When I caught up on the rest of my tabs from the week I noticed something else. There were a bunch of articles published recently about things happening in American politics that are making a real difference in actual people’s lives. Stories that haven’t attracted nearly as much discussion as the GOP’s bad-faith pushback on Robert Mueller and the counter-pushback from Democrats, but that have the virtue of not being total nonsense. Stories that, frankly, paint a frightening picture of the direction in which the country is heading.

Here’s a bunch of stories that actually matter

Obviously on a superficial level between the State of the Union, the Nunes drama, the collapse of the Strzok conspiracy theory, and the apparent evidence that Rick Gates is now cooperating with Mueller, it was a very eventful week in the Trump Show.

But a huge number of stories about things that have a real, concrete impact on people’s lives came to light.

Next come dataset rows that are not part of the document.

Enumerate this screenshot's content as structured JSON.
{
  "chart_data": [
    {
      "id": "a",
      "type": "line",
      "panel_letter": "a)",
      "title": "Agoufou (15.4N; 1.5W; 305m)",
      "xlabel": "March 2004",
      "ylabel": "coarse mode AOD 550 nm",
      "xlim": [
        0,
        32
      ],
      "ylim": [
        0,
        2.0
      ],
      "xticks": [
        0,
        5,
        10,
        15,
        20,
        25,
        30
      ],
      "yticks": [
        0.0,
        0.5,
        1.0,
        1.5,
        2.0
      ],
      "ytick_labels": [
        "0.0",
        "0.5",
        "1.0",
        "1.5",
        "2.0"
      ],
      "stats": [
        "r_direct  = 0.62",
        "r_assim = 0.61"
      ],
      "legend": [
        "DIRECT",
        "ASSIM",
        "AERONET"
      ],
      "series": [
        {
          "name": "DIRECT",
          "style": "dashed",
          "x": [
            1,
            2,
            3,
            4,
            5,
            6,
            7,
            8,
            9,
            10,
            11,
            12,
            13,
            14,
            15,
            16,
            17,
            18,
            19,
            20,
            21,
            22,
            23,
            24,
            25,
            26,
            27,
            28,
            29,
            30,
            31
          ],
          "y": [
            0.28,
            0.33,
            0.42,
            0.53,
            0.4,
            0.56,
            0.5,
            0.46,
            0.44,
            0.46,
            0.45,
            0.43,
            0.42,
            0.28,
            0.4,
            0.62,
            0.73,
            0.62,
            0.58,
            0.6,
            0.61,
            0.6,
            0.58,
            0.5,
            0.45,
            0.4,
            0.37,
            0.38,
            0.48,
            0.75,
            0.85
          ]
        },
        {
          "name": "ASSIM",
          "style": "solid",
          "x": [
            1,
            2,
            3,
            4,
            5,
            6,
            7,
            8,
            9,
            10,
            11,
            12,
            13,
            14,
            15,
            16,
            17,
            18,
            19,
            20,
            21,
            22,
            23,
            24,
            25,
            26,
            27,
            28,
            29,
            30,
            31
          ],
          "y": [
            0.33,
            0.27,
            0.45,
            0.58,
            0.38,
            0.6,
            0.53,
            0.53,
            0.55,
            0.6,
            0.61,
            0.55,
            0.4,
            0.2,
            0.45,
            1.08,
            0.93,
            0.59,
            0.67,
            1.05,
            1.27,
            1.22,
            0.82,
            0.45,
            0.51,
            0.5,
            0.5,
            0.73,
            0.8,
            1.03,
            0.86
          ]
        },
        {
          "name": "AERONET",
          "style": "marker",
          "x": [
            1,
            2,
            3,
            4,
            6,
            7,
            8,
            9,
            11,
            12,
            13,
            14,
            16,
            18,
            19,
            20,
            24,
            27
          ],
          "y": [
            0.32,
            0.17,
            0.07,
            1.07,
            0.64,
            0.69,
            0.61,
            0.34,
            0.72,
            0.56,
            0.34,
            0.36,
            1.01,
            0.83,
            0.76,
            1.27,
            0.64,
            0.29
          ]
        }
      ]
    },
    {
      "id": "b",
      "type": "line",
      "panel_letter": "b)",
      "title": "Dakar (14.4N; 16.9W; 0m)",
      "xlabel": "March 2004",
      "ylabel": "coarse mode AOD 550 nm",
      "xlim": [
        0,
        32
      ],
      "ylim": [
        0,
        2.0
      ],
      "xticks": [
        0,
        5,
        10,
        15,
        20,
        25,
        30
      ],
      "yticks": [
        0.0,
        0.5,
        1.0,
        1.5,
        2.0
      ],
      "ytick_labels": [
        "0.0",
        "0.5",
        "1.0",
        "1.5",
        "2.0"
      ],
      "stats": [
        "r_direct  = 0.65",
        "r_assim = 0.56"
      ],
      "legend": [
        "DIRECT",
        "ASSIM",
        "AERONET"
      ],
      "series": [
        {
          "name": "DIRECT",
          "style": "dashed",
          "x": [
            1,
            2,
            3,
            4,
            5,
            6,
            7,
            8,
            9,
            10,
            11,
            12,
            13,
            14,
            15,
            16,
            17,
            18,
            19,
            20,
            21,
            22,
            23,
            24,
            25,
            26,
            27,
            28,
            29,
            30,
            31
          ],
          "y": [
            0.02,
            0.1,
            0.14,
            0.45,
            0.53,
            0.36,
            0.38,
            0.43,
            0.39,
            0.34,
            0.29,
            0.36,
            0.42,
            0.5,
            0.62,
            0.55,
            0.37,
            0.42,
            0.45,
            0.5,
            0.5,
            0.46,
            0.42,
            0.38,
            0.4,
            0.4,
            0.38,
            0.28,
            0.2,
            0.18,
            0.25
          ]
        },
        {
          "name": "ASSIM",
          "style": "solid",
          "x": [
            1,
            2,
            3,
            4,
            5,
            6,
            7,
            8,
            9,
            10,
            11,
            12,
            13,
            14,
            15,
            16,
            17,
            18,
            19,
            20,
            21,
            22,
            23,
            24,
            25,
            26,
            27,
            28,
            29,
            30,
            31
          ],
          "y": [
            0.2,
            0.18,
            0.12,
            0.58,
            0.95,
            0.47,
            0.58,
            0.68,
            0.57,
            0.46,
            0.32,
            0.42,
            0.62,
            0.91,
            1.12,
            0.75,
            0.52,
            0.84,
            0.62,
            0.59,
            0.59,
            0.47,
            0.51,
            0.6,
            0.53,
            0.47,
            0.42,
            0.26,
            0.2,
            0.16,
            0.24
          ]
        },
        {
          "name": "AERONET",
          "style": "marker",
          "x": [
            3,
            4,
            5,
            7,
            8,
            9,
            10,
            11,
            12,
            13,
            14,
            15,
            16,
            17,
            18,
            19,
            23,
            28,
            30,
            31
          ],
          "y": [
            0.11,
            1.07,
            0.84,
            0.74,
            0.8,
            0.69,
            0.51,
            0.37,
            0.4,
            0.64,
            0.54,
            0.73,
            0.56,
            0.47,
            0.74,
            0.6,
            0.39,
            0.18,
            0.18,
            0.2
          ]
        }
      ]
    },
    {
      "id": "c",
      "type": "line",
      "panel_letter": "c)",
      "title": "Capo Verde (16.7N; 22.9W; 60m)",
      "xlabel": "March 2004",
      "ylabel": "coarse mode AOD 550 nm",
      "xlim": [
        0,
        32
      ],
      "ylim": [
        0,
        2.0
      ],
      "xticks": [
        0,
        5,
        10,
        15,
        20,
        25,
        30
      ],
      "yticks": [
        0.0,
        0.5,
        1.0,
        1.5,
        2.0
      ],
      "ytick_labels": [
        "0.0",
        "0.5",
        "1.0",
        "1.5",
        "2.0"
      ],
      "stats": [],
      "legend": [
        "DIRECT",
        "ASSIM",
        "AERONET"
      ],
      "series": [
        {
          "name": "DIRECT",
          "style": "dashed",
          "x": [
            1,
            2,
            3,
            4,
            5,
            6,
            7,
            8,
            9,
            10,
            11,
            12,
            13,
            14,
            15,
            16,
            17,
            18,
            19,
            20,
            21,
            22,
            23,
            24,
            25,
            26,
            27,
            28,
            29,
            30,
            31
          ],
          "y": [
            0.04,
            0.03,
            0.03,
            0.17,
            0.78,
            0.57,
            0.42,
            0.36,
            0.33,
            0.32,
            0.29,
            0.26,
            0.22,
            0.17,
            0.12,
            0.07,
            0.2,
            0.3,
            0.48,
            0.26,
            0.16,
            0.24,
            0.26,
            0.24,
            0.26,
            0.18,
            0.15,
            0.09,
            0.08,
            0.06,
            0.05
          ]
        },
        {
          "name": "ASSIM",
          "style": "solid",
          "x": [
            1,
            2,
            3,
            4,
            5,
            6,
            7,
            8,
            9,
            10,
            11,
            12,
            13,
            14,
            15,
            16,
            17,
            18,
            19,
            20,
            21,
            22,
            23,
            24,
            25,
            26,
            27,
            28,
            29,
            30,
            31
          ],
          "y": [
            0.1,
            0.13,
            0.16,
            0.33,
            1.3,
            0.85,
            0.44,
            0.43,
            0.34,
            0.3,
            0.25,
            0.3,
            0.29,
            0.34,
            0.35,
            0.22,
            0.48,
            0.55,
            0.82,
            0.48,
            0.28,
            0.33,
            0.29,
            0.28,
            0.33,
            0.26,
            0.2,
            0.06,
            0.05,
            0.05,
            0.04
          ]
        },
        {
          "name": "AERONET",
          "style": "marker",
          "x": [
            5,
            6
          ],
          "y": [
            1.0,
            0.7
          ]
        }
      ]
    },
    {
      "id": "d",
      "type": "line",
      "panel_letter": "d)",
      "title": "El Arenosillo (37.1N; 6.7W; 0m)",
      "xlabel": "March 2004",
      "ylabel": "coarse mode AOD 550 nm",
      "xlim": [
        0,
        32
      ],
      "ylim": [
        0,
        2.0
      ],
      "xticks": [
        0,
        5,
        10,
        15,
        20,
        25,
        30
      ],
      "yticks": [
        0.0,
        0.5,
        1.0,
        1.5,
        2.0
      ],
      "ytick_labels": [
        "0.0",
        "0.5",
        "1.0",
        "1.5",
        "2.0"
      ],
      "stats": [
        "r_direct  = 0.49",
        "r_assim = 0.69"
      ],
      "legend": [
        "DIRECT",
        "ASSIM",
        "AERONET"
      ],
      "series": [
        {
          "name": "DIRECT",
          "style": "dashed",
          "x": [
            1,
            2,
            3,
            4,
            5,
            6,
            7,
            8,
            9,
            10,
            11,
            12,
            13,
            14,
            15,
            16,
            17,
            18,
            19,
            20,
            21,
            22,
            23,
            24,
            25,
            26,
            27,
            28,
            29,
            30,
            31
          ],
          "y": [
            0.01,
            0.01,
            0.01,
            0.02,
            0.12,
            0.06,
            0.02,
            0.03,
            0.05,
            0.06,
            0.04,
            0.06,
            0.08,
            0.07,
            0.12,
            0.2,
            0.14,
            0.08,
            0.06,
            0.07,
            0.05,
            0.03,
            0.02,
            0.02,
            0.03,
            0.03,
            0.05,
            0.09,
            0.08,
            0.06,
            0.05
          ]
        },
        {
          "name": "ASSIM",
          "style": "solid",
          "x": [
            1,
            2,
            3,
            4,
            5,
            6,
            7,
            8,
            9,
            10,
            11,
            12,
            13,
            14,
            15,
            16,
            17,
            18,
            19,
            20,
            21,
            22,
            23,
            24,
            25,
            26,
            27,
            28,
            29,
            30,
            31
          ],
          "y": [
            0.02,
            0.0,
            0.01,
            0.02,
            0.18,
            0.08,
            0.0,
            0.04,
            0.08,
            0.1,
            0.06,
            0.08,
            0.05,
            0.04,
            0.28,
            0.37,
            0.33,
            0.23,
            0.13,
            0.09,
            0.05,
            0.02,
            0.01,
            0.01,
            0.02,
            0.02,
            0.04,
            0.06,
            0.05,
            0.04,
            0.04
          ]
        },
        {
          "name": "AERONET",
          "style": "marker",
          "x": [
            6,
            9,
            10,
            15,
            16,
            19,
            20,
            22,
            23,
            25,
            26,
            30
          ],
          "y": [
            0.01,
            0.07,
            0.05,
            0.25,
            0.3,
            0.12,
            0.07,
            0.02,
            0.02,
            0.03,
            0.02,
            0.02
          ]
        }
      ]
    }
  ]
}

It would be wrong to say the media didn’t cover these stories — I read about all of them in the media, and most of them were broken by major mainstream outlets. What’s true is that none of them got a lot of play in the press. They didn’t land on cable news, for example, or spur tons of follow up and aggregation from competing outlets. And that, in turn, seems to reflect genuine audience interest (or lack thereof) — Vox garnered far more clicks for our various memo-related stories than we did for Sarah’s excellent article on the Community Health Centers.

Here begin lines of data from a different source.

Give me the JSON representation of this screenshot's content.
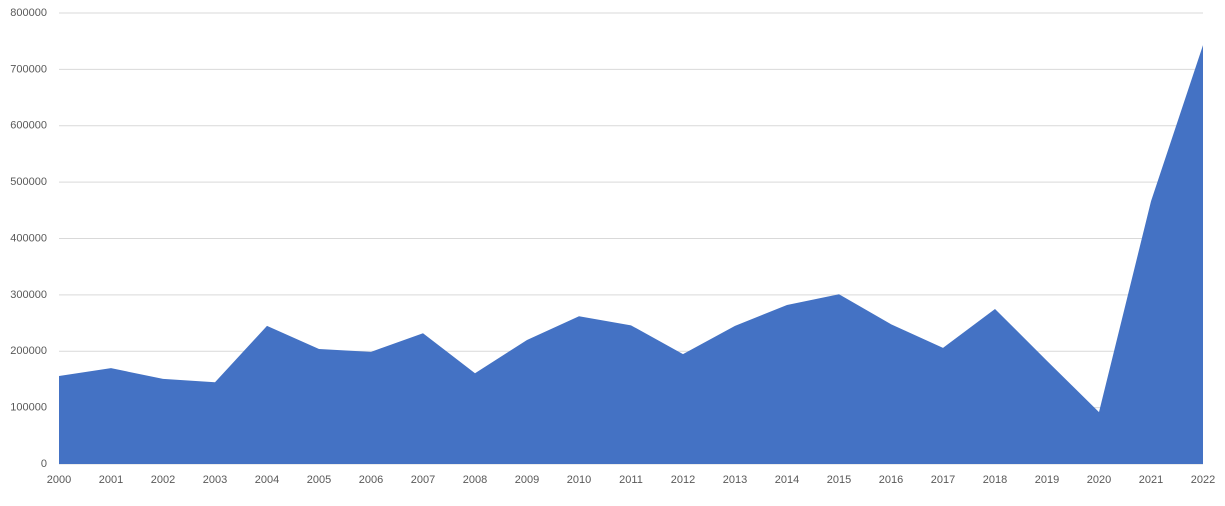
{
  "chart_data": {
    "type": "area",
    "categories": [
      "2000",
      "2001",
      "2002",
      "2003",
      "2004",
      "2005",
      "2006",
      "2007",
      "2008",
      "2009",
      "2010",
      "2011",
      "2012",
      "2013",
      "2014",
      "2015",
      "2016",
      "2017",
      "2018",
      "2019",
      "2020",
      "2021",
      "2022"
    ],
    "values": [
      156000,
      170000,
      151000,
      145000,
      245000,
      204000,
      199000,
      232000,
      161000,
      220000,
      262000,
      246000,
      195000,
      245000,
      282000,
      301000,
      248000,
      206000,
      275000,
      183000,
      92000,
      466000,
      743000
    ],
    "color": "#4472c4",
    "ylim": [
      0,
      800000
    ],
    "yticks": [
      0,
      100000,
      200000,
      300000,
      400000,
      500000,
      600000,
      700000,
      800000
    ],
    "grid": true
  }
}
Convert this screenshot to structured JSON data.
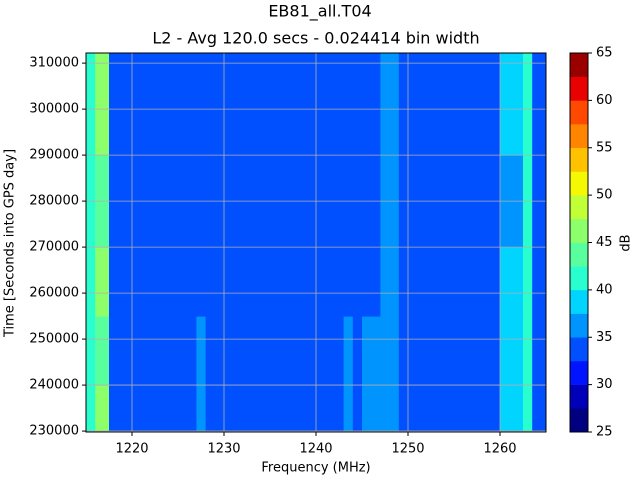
{
  "chart_data": {
    "type": "heatmap",
    "title": "EB81_all.T04",
    "subtitle": "L2 - Avg 120.0 secs - 0.024414 bin width",
    "x_label": "Frequency (MHz)",
    "y_label": "Time [Seconds into GPS day]",
    "colorbar_label": "dB",
    "x_edges": [
      1215,
      1216,
      1217.5,
      1227,
      1228,
      1243,
      1244,
      1245,
      1247,
      1249,
      1260,
      1262.5,
      1263.5,
      1265
    ],
    "y_edges": [
      229800,
      240000,
      255000,
      270000,
      290000,
      312200
    ],
    "z": [
      [
        40,
        45,
        33,
        36,
        33,
        36,
        34,
        37,
        37,
        33,
        38,
        41,
        33
      ],
      [
        40,
        44,
        33,
        35,
        33,
        36,
        33,
        36,
        37,
        33,
        38,
        41,
        33
      ],
      [
        40,
        45,
        33,
        34,
        33,
        33,
        33,
        34,
        36,
        33,
        38,
        41,
        33
      ],
      [
        40,
        44,
        33,
        34,
        33,
        33,
        33,
        34,
        36,
        33,
        37,
        41,
        33
      ],
      [
        40,
        45,
        33,
        34,
        33,
        33,
        33,
        34,
        36,
        33,
        38,
        41,
        33
      ]
    ],
    "levels": [
      25,
      27.5,
      30,
      32.5,
      35,
      37.5,
      40,
      42.5,
      45,
      47.5,
      50,
      52.5,
      55,
      57.5,
      60,
      62.5,
      65
    ],
    "colors": [
      "#000080",
      "#0000b8",
      "#0014ff",
      "#0050ff",
      "#0094ff",
      "#00d4ff",
      "#29ffce",
      "#5aff9d",
      "#8cff6a",
      "#c1ff36",
      "#f4f802",
      "#ffc200",
      "#ff8500",
      "#ff4800",
      "#e90000",
      "#9b0000"
    ],
    "xlim": [
      1215,
      1265
    ],
    "xticks": [
      1220,
      1230,
      1240,
      1250,
      1260
    ],
    "ylim": [
      229800,
      312200
    ],
    "yticks": [
      230000,
      240000,
      250000,
      260000,
      270000,
      280000,
      290000,
      300000,
      310000
    ],
    "clim": [
      25,
      65
    ],
    "cticks": [
      25,
      30,
      35,
      40,
      45,
      50,
      55,
      60,
      65
    ],
    "grid": true
  }
}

The Trump Show is great for ratings, but it tends to crowd out other stories. Worse, not only does the Trump Show miss a lot of important points it actively impedes understanding of what’s happening in American public policy along a number of dimensions.

America needs to get a grip

Back in mid-January, Congress passed an update of the Foreign Intelligence Surveillance Act that actually somewhat expands the federal government’s surveillance powers. Devin Nunes, of memo fame, not only voted for the bill, he was one of its main authors. The bill was strongly endorsed by the Trump administration and backed by the vast majority of GOP members of Congress. They combined with a minority of Democrats to pass it over the objections of most Democrats joined by some dissident Republicans.

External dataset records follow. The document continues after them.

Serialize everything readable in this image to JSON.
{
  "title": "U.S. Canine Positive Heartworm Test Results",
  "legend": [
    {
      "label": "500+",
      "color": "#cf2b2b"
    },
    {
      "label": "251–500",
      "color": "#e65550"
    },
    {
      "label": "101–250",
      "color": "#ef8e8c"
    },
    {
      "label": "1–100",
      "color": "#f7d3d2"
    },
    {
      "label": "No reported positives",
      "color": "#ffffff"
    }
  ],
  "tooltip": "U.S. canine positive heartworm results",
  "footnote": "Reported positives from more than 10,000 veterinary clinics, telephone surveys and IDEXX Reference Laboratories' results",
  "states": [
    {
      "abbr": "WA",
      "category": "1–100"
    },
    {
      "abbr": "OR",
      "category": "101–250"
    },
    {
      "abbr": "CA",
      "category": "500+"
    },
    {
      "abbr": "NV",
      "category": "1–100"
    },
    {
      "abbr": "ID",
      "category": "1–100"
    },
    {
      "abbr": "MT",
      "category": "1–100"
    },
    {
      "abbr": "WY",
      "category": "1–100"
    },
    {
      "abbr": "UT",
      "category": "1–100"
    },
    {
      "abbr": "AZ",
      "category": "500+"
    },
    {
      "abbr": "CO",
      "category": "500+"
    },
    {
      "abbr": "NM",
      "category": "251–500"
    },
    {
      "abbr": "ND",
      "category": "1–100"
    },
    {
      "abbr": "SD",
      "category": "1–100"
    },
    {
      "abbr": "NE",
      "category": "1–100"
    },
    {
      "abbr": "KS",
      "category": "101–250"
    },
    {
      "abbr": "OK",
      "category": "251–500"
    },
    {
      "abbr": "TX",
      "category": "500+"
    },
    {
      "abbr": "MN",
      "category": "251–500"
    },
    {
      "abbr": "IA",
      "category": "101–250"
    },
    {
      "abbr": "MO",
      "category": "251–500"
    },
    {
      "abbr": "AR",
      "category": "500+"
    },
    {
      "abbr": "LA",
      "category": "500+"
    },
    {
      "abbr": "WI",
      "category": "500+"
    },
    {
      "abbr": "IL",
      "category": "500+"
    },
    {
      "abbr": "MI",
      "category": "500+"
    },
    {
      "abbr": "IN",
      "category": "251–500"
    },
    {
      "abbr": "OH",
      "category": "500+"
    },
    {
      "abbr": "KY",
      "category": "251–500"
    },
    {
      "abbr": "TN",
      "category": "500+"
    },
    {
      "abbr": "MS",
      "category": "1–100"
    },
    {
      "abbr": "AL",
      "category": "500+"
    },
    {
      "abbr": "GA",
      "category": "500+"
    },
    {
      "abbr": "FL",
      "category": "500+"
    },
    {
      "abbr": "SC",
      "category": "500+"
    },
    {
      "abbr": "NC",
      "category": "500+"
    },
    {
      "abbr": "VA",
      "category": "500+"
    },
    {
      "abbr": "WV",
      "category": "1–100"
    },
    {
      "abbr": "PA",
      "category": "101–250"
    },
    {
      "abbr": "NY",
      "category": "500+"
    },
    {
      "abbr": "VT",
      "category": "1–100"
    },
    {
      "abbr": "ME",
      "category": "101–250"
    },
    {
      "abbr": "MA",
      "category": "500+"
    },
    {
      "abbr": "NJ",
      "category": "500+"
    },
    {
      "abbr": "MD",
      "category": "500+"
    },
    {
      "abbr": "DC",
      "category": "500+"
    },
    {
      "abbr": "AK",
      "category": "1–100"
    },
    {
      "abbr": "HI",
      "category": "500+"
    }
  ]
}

Yet a casual news consumer watching the Nunes memo would end up with a completely erroneous perspective on the actual state of the surveillance debate in America:

  • Republicans are not opponents of the surveillance state; they are, rather, aggressively pushing for more surveillance power.
  • Surveillance issues are not hotly contested in partisan politics, and even though most Democrats voted “no” on the bill, leaders including Nancy Pelosi and the top Democrat on the House Intelligence Community voted “yes.”

The Trump Show’s actual impact on partisan politics is difficult to discern. At times, Trump turns the spectacle of politics to his political advantage. At other times, it seems to overwhelm the White House’s own communications strategy.

But either way, it’s an absolute disaster for the understanding of public affairs. Looking back on the 2016 campaign, I’m struck by how little sense of the actual stakes in the election a person would have obtained from a political debate that overwhelmingly focused on Clinton’s emails and Trump’s wild rhetoric. Over a year into Trump’s actual presidency, we seem to still be struggling with the reality that he is actually holding office and that paying attention to the banal ongoing operations of the federal government is important.

These stories, though somewhat less exciting than Trump’s Twitter beefs, also broadly implicate the common good and raise the basic question of whether or not Trump is good at his job, rather than casting him as a symbolic totem of America’s ongoing culture wars. But politics is important primarily because of its real impact on real people’s real lives, and not as a reality show drama. Somehow we, as a country, need to find a way to remember that more consistently.